Bond yields in many emerging-market countries are high, such as 21 per cent in Turkey, 15 per cent in Brazil and 12 per cent in Indonesia, but that of Thailand is only 5.1 to 5.2 per cent.
He wanted to see a stronger policy response to inflation, as has happened in other countries such as Indonesia. This would restore investors' confidence because it would prove that the Bank of Thailand had a concrete stance to tackle the problem of inflation.
"The BOT takes steps that are too slow when raising interest rates, as the market has already priced in about 75 to 125 basis points," said Pongtharin Sapayanon, the company's portfolio manager for Thai fixed income.
He forecast that the central bank would raise the key rate by 25 basis points in today's meeting with the estimated target of 4 per cent at the end of the year. But he said the BOT should lift the rate by half a percentage point to prove its stance was serious.
"The market would not react to a 25-percentage-point increase, but a 50-basis point rise could result in a shift of the yield curve because it would build up expectations that the central bank may not raise the rate in the next meeting," he said.
With global inflation and volatility high, the fund has differentiated its investment strategy in each emerging country, depending on various factors such as the macroeconomic picture, the political situation and policy management, said Daily.
Kate Hathirat, head of fixed-income (Thailand), said the fund was slightly affected by the phenomenon of high inflation throughout the world because 65 to 70 per cent of the portfolio is in dollar-term bonds, which are only slightly affected by low US inflation.
The firm has changed investment strategy from long-term bonds to short-term treasury bills to reduce the inflationary impact, she said.
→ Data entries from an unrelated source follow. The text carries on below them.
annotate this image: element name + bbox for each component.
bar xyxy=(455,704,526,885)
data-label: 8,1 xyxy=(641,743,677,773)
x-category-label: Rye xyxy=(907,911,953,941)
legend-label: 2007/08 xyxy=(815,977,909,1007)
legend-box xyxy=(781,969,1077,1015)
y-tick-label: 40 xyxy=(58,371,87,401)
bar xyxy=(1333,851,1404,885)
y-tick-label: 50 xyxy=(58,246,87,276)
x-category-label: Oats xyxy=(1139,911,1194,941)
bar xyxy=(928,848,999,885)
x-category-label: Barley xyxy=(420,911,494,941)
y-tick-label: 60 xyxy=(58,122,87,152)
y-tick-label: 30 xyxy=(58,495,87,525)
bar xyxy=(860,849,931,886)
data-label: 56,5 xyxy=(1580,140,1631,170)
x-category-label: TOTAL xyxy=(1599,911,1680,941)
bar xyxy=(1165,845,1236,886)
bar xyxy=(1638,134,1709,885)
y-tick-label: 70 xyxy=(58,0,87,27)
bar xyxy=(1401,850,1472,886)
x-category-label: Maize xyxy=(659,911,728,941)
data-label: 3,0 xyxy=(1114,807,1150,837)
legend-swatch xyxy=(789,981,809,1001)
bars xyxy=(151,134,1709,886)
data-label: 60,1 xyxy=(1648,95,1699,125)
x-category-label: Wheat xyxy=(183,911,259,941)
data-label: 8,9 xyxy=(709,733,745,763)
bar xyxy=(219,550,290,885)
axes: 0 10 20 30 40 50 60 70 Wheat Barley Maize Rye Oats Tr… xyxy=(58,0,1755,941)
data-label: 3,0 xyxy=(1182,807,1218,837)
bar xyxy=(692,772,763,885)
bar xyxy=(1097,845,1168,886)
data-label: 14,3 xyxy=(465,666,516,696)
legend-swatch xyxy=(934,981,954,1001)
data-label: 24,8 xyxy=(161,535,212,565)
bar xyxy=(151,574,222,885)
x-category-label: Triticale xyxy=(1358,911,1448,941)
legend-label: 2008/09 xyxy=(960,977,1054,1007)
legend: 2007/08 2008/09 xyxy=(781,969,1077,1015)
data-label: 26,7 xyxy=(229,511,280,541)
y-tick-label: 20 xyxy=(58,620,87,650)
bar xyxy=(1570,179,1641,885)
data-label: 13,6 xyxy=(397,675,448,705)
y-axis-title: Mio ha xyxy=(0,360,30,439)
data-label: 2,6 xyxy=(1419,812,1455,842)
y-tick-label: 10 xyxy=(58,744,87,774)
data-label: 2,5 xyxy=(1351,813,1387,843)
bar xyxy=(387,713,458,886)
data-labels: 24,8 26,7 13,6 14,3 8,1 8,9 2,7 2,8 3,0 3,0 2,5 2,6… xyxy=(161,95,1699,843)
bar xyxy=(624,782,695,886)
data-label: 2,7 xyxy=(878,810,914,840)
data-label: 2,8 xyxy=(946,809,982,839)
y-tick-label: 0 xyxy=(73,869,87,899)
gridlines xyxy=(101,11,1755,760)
Meanwhile, according to the 19 economists surveyed by Bloomberg News, Thailand's central bank will today raise the benchmark interest rate for the first time in two years. The Philippines will follow suit, all 20 of the economists in a separate survey said.
"Asian central banks are shifting towards a more hawkish bias," said Vishnu Varathan, an economist at Forecast Singapore. Those deemed not to be tackling inflation risk losing investor confidence, he said. "We can expect higher interest rates in the weeks and months ahead."